We need to exclude missing values and incorrect value (-1).
survey_data <- with(survey_data, survey_data[!(x12_q12_nps_score == -1 | is.na(x12_q12_nps_score)), ])
survey_data <- survey_data %>% drop_na(cat)
Let’s check the responses:
# Frequency table
prop.table(table(survey_data$x12_q12_nps_score))
##
## 0 1 2 3 4 5
## 0.0013152126 0.0017536168 0.0004384042 0.0008768084 0.0008768084 0.0065760631
## 6 7 8 9 10
## 0.0065760631 0.0179745726 0.0517316966 0.0670758439 0.8448049101
Maybe it is better if you translate this information in terms of detractors, passives and promoters.
summary(npc(survey_data$x12_q12_nps_score))
## Detractor Passive Promoter
## 42 159 2080
And display these results in a table (similar to the previous table):
table(survey_data$x12_q12_nps_score, npc(survey_data$x12_q12_nps_score))
##
## Detractor Passive Promoter
## 0 3 0 0
## 1 4 0 0
## 2 1 0 0
## 3 2 0 0
## 4 2 0 0
## 5 15 0 0
## 6 15 0 0
## 7 0 41 0
## 8 0 118 0
## 9 0 0 153
## 10 0 0 1927
Let’s make a graph:
# Histogram (v1)
hist(survey_data$x12_q12_nps_score, breaks=-1:10, col=c(rep("red",7), rep("yellow",2), rep("green", 2)))
# Histogram (v2)
barplot(prop.table(table(survey_data$x12_q12_nps_score)),col=c(rep("red",7), rep("yellow",2), rep("green", 2)))
By segments:
# Age group
age_group <- aggregate(survey_data$x12_q12_nps_score,list(survey_data$x2_q2_age), FUN= mean)
age_group$Group.1 <- factor(age_group$Group.1, levels = c("18-24","25-34","35-44","45-54","55-64","65-74","75+"))
ggplot(age_group) + geom_col(aes(x=as.factor(Group.1), y=x, fill= as.factor(Group.1), width =0.5)) + xlab("Age") + ylab("NPS") + geom_text(aes(x=as.factor(Group.1), y=x, label=round(x,2)), vjust = 0.5, hjust = 1.5) +
coord_flip() + scale_fill_brewer("Age Group")

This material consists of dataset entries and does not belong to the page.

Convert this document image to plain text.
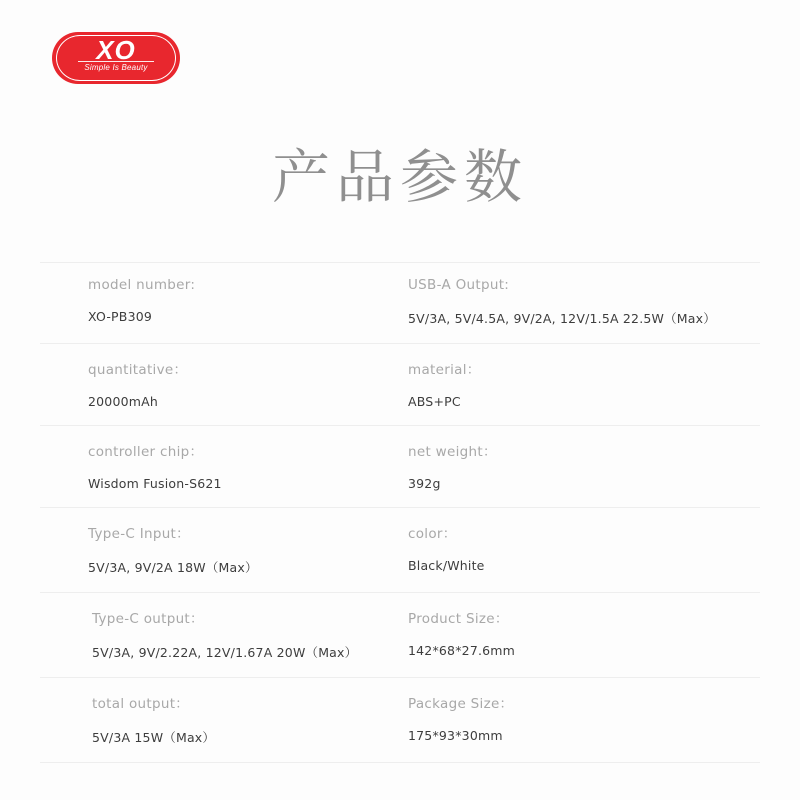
XO
Simple Is Beauty
产品参数
model number:
XO-PB309
USB-A Output:
5V/3A, 5V/4.5A, 9V/2A, 12V/1.5A 22.5W（Max）
quantitative：
20000mAh
material：
ABS+PC
controller chip：
Wisdom Fusion-S621
net weight：
392g
Type-C Input：
5V/3A, 9V/2A 18W（Max）
color：
Black/White
Type-C output：
5V/3A, 9V/2.22A, 12V/1.67A 20W（Max）
Product Size：
142*68*27.6mm
total output：
5V/3A 15W（Max）
Package Size：
175*93*30mm
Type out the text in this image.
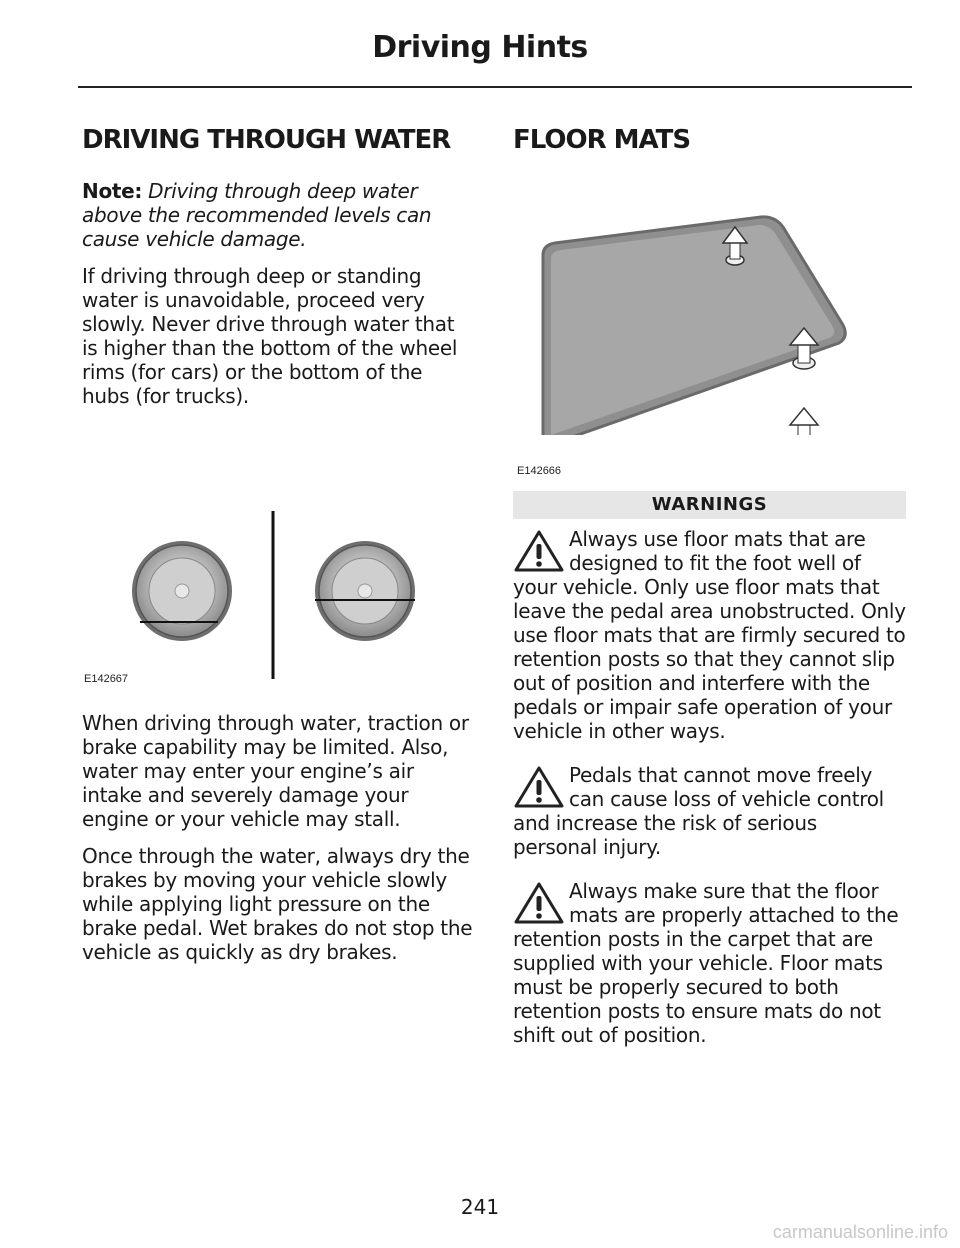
Driving Hints
DRIVING THROUGH WATER

Note: Driving through deep water above the recommended levels can cause vehicle damage.

If driving through deep or standing water is unavoidable, proceed very slowly. Never drive through water that is higher than the bottom of the wheel rims (for cars) or the bottom of the hubs (for trucks).

E142667

When driving through water, traction or brake capability may be limited. Also, water may enter your engine’s air intake and severely damage your engine or your vehicle may stall.

Once through the water, always dry the brakes by moving your vehicle slowly while applying light pressure on the brake pedal. Wet brakes do not stop the vehicle as quickly as dry brakes.

FLOOR MATS
E142666
WARNINGS
Always use floor mats that are designed to fit the foot well of your vehicle. Only use floor mats that leave the pedal area unobstructed. Only use floor mats that are firmly secured to retention posts so that they cannot slip out of position and interfere with the pedals or impair safe operation of your vehicle in other ways.
Pedals that cannot move freely can cause loss of vehicle control and increase the risk of serious personal injury.
Always make sure that the floor mats are properly attached to the retention posts in the carpet that are supplied with your vehicle. Floor mats must be properly secured to both retention posts to ensure mats do not shift out of position.
241
carmanualsonline.info
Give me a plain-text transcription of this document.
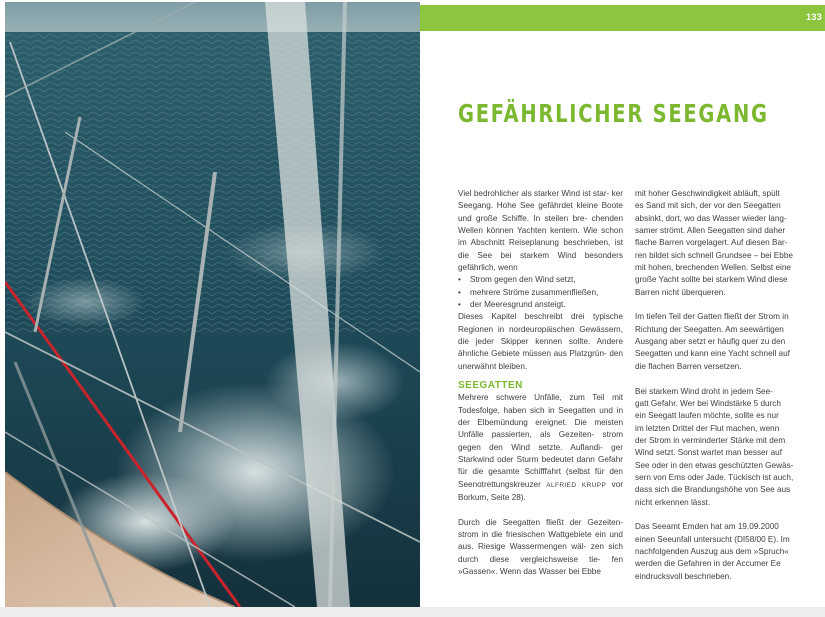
133
GEFÄHRLICHER SEEGANG

Viel bedrohlicher als starker Wind ist star- ker Seegang. Hohe See gefährdet kleine Boote und große Schiffe. In steilen bre- chenden Wellen können Yachten kentern. Wie schon im Abschnitt Reiseplanung beschrieben, ist die See bei starkem Wind besonders gefährlich, wenn

• Strom gegen den Wind setzt,
• mehrere Ströme zusammenfließen,
• der Meeresgrund ansteigt.

Dieses Kapitel beschreibt drei typische Regionen in nordeuropäischen Gewässern, die jeder Skipper kennen sollte. Andere ähnliche Gebiete müssen aus Platzgrün- den unerwähnt bleiben.

SEEGATTEN

Mehrere schwere Unfälle, zum Teil mit Todesfolge, haben sich in Seegatten und in der Elbemündung ereignet. Die meisten Unfälle passierten, als Gezeiten- strom gegen den Wind setzte. Auflandi- ger Starkwind oder Sturm bedeutet dann Gefahr für die gesamte Schifffahrt (selbst für den Seenotrettungskreuzer ALFRIED KRUPP vor Borkum, Seite 28).

Durch die Seegatten fließt der Gezeiten- strom in die friesischen Wattgebiete ein und aus. Riesige Wassermengen wäl- zen sich durch diese vergleichsweise tie- fen »Gassen«. Wenn das Wasser bei Ebbe

mit hoher Geschwindigkeit abläuft, spült
es Sand mit sich, der vor den Seegatten
absinkt, dort, wo das Wasser wieder lang-
samer strömt. Allen Seegatten sind daher
flache Barren vorgelagert. Auf diesen Bar-
ren bildet sich schnell Grundsee – bei Ebbe
mit hohen, brechenden Wellen. Selbst eine
große Yacht sollte bei starkem Wind diese
Barren nicht überqueren.

Im tiefen Teil der Gatten fließt der Strom in
Richtung der Seegatten. Am seewärtigen
Ausgang aber setzt er häufig quer zu den
Seegatten und kann eine Yacht schnell auf
die flachen Barren versetzen.

Bei starkem Wind droht in jedem See-
gatt Gefahr. Wer bei Windstärke 5 durch
ein Seegatt laufen möchte, sollte es nur
im letzten Drittel der Flut machen, wenn
der Strom in verminderter Stärke mit dem
Wind setzt. Sonst wartet man besser auf
See oder in den etwas geschützten Gewäs-
sern von Ems oder Jade. Tückisch ist auch,
dass sich die Brandungshöhe von See aus
nicht erkennen lässt.

Das Seeamt Emden hat am 19.09.2000
einen Seeunfall untersucht (DI58/00 E). Im
nachfolgenden Auszug aus dem »Spruch«
werden die Gefahren in der Accumer Ee
eindrucksvoll beschrieben.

## Warning: Ignoring unknown aesthetics: width
Question: What can we observe?
# NPS Calculation
nps(survey_data$x12_q12_nps_score) # equivalent nps(x, breaks = list(0:6, 7:8, 9:10))
## [1] 0.8934678
# Standard Error
nps.se(survey_data$x12_q12_nps_score)
## [1] 0.007607452
# Variance
nps.var(survey_data$x12_q12_nps_score)
## [1] 0.1320091
Now that we have Net Promoter Score from the NPS survey, we should ask:
To answer these questions we can run a type of significance test called the Wald test as implemented in the NPS package:
nps.test (survey_data$x12_q12_nps_score,y = NULL, test = "wald", conf = 0.95, breaks = list(0:6,7:8, 9:10))

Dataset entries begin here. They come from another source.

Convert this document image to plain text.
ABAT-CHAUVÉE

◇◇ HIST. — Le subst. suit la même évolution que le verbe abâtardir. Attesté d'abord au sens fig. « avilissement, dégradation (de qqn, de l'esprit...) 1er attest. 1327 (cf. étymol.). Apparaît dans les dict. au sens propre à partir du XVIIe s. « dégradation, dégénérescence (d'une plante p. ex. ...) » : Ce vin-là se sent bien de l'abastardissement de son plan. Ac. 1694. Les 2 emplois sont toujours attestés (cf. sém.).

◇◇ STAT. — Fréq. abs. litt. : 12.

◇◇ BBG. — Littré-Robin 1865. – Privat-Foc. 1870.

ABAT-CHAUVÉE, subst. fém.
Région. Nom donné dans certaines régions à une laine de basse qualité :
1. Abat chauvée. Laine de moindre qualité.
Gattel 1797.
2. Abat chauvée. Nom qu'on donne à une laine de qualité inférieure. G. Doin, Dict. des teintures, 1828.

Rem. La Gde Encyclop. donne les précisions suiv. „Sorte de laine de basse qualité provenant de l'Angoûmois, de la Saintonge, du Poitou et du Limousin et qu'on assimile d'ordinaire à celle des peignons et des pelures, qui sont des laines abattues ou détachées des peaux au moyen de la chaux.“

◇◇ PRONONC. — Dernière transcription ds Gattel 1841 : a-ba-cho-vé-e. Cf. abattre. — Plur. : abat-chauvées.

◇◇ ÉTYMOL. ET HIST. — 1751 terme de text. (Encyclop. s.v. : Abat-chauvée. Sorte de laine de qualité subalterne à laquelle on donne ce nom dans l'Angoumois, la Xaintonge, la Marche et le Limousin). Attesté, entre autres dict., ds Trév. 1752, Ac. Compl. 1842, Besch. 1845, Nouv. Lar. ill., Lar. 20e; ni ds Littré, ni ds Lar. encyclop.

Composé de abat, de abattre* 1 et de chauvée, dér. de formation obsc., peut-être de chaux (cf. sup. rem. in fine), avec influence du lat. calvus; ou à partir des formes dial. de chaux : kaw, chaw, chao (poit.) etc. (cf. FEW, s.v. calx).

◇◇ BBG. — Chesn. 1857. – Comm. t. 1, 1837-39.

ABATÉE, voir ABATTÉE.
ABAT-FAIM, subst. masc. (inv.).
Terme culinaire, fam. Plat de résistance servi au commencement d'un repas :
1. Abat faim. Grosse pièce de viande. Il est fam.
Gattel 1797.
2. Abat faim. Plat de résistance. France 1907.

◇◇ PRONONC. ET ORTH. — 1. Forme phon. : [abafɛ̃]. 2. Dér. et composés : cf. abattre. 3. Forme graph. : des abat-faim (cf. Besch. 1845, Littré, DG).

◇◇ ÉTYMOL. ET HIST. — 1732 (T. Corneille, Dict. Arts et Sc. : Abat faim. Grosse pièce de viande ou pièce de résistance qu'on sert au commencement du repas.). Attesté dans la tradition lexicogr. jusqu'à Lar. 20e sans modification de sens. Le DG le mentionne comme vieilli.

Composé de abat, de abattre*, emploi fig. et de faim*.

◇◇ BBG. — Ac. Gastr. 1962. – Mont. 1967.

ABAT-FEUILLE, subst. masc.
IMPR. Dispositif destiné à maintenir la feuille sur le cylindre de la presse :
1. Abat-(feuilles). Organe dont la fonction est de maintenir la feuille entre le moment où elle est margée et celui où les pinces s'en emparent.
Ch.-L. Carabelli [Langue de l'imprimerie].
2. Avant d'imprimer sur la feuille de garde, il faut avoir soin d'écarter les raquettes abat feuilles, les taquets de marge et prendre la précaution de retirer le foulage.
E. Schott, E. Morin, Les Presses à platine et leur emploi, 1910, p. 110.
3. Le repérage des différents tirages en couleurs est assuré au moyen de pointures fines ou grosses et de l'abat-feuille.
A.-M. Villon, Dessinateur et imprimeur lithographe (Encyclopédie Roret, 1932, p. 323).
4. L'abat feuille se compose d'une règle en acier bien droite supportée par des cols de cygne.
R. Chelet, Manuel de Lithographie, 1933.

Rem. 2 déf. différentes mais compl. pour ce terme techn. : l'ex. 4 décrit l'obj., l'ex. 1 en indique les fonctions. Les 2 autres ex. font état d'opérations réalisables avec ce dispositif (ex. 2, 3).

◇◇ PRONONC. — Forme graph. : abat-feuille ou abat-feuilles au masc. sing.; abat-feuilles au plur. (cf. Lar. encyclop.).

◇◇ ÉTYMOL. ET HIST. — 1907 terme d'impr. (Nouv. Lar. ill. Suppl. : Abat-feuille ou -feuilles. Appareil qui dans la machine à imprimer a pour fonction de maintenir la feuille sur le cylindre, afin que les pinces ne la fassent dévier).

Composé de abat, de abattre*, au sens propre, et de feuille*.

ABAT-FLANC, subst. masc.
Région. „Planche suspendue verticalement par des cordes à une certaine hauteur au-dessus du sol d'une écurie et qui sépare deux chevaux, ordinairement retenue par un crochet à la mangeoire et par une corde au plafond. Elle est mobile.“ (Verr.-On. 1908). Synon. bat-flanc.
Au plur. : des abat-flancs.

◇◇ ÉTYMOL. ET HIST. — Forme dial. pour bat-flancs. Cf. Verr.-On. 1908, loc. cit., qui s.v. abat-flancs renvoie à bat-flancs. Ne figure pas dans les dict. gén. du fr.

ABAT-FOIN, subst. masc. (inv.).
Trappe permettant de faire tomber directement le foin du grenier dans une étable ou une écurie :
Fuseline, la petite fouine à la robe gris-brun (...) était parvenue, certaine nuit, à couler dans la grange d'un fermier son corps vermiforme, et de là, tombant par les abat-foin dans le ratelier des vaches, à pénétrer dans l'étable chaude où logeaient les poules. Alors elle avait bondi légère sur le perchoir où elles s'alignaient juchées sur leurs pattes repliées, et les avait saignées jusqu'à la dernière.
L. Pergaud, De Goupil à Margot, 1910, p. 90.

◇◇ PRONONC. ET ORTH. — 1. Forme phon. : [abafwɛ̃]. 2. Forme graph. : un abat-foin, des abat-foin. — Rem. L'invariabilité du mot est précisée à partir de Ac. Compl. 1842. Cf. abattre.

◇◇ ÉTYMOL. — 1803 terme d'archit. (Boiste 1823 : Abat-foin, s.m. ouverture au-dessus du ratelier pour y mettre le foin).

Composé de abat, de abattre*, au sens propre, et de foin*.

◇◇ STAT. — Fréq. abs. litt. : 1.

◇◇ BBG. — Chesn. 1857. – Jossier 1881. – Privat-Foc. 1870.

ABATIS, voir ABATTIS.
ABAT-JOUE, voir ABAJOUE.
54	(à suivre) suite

## One sample Net Promoter Score Z test
##
## NPS of x: 0.89 (n = 2281)
##
## Standard error of x: 0.008
## Confidence level: 0.95
## p value: 0
## Confidence interval: 0.9083781 0.8785574
The goal of any significance test like the Wald test is to test how likely it is that a measurement happened by chance. The Wald test is not the only type of valid significance test for this situation, but the most important concept to draw from this is that of sample size. There are different ways of calculating a confidence interval, but a larger sample size will give you more accurate results.